Let’s start by sketching the graph of \(f(x)=x^2\) for values of \(x\) between \(-a\) and \(a\).

Since the function is periodic with period \(2a\), the graph of the function for \(-3a\leq x\leq 3a\) will consist of three copies of the one above, together with a single point (for \(x = -3a\)).

One copy will be for \(-3a < x\leq -a\), one for \(-a < x \leq a\), and the last one for \(a < x\leq 3a\). Therefore the graph of \(f(x)\) for \(-3a\leq x\leq 3a\) is

We might notice that the curve is continuous - there’s no jump from one repeat of the curve to the next, which means we can draw it without taking our pencil off the paper.

- find the general solution of the equation \(f(x)=\frac{1}{4} a^2\).

Let’s add to our graph the line \(y=\frac{1}{4}a^2\) to help us see the solution.

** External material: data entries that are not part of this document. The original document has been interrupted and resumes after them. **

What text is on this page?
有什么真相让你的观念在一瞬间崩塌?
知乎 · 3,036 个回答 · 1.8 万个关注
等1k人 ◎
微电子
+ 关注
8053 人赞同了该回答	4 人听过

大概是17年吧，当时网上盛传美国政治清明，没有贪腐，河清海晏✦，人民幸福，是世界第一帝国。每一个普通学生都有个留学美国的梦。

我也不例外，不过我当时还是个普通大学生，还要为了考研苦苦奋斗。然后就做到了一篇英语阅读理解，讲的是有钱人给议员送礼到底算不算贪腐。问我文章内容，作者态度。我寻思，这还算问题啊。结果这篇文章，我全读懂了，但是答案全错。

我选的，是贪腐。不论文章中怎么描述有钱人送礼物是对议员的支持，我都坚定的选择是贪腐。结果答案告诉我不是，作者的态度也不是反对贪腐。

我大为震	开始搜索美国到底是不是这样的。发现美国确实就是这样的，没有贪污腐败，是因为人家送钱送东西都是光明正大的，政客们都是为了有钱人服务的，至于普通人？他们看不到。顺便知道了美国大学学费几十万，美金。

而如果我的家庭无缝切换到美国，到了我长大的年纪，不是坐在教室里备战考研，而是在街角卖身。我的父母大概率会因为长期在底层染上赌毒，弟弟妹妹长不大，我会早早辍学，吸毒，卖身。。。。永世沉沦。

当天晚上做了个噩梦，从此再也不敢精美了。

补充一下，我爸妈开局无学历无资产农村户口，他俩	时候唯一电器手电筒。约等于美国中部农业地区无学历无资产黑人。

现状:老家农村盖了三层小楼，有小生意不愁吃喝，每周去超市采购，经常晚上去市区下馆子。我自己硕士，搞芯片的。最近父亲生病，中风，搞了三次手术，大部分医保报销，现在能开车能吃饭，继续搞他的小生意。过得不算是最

We need to solve the equation \(f(x)=\frac{1}{4} a^2\) when \(-a<x\leq a\). We have \[\frac{1}{4} a^2 = x^2 \iff x^2=\left(\frac{1}{2}a\right)^2 \iff x=\pm \frac{1}{2}a.\]

Since the function is periodic with period \(2a\), we have \(f(x)= f(x+2ak)\) for any integer \(k\) and any \(-a < x\leq a\).

So since the only solutions of \(f(x)=\dfrac{1}{4} a^2\) for \(-a<x\leq a\) are \(x=\pm \dfrac{1}{2}a\), then the solutions of \(f(x)=\dfrac{1}{4} a^2\) in general are \(\pm\dfrac{a}{2}+2ak\), where \(k\) takes integer values.